The authors demonstrated that lightning-related electrical arcing damage risk to CSST will be reduced by direct-bonding in the gas piping system on the building’s electrical ground system: the degree of the electrical charge from an indirect lightning strike was reduced (inside their study) from 97% of your charge as a result of 20% by direct electrical bonding to the building’s electrical ground system. Their 2007 report concluded using a recommendation for direct ground bonding of CSST as a proposal for the National Fuel Gas Code. During 2009 exactly the same authors reported that CSST could perform acceptably but made important and detailed strategies for the earth bonding of CSST gas piping systems.
Goodson in a patent application (2009) also reported on the strength of direct bonding of both yellow and black CSST gas piping to lower the danger of damage from indirect lightning flashing. Goodson explained that CSST was generally not really a good electrical ground, thus lending importance to the “direct bonding” discussion with this gas piping system. Stringfellow (2013) continued to report on electrically-induced gas distribution piping.

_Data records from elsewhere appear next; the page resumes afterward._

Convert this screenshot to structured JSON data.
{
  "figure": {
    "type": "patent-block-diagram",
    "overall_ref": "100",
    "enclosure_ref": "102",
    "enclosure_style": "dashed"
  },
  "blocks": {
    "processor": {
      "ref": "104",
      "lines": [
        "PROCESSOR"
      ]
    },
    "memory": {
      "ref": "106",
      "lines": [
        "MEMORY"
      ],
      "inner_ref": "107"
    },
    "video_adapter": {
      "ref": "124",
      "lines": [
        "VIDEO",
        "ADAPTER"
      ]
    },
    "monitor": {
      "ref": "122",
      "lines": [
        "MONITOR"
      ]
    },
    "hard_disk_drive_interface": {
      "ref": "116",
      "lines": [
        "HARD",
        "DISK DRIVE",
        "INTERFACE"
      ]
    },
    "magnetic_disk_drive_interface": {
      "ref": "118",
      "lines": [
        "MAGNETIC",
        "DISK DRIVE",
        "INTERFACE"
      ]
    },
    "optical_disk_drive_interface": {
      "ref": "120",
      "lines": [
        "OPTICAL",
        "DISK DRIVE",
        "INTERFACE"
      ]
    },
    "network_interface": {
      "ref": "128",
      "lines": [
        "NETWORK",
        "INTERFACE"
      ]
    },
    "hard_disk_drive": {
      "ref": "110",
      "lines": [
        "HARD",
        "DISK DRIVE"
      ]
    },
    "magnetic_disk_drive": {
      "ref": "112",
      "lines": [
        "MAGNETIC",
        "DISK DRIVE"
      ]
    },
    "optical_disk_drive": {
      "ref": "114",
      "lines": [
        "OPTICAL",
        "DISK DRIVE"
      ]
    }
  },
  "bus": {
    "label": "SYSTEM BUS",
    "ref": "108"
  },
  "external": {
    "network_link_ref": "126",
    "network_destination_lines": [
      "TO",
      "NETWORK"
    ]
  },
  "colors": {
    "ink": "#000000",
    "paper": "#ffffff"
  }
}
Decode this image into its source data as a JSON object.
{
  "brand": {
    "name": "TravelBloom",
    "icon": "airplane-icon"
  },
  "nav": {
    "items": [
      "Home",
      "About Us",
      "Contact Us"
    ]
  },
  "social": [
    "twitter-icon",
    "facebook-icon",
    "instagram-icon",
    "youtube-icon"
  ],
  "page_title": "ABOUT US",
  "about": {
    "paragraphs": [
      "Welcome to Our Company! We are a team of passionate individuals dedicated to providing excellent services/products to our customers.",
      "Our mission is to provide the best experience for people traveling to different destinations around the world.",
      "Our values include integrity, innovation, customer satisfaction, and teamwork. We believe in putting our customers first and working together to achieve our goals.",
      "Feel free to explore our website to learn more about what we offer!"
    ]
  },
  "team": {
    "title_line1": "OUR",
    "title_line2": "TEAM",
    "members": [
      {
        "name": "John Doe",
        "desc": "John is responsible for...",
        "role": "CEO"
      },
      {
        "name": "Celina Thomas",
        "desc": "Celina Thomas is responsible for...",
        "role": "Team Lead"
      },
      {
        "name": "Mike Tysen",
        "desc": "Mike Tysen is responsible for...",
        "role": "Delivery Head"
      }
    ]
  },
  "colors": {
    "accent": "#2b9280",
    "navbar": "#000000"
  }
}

Currently (2015) the manufacturers have virtually switched for an improved, more durable CSST gas piping whose design features a protective outer jacket as well as for which extra manufacturer-specified ground bonding is not needed. I feel that only Ward is constantly produce the yellow CSST accessible in the Usa
Based on Jim Narva, executive director of the National Association of State Fire Marshals, that association is centering on informing homeowners of the demand for retrofit ground bonding of older CSST installations.
OPINION: I agree that CSST must be protected against damage, including or perhaps especially after it is run through building cavities where, hidden from view, it’s otherwise too simple for a future building occupant or worker to shoot a nail or screw from the material. One could assume that excluding concerns for corrosion, similar worries affect (and usually prohibit the use of) flexible copper tubing when employed for gas piping: it is not necessarily routed within building cavities. Instead in those situations it’s common to use steel piping for such gas lines.
In the CSST installation example specifications shown below you’ll observe that the makers typically require numerous installation details to make sure safe reliable operation in the gas piping system, including nail plates, flexible corrugated steel armor in certain locations, support, as well as other measures. Some local jurisdictions further detail CSST gas piping installation specifications for example where and how it might be routed.
Below at left is an example of a normal steel gas pipe routed using a wall cavity during building renovations of the New York City Home. As well as below right you can see the standard change from flexible copper tubing to CSST tube if the gas piping system was required to penetrate the building wall.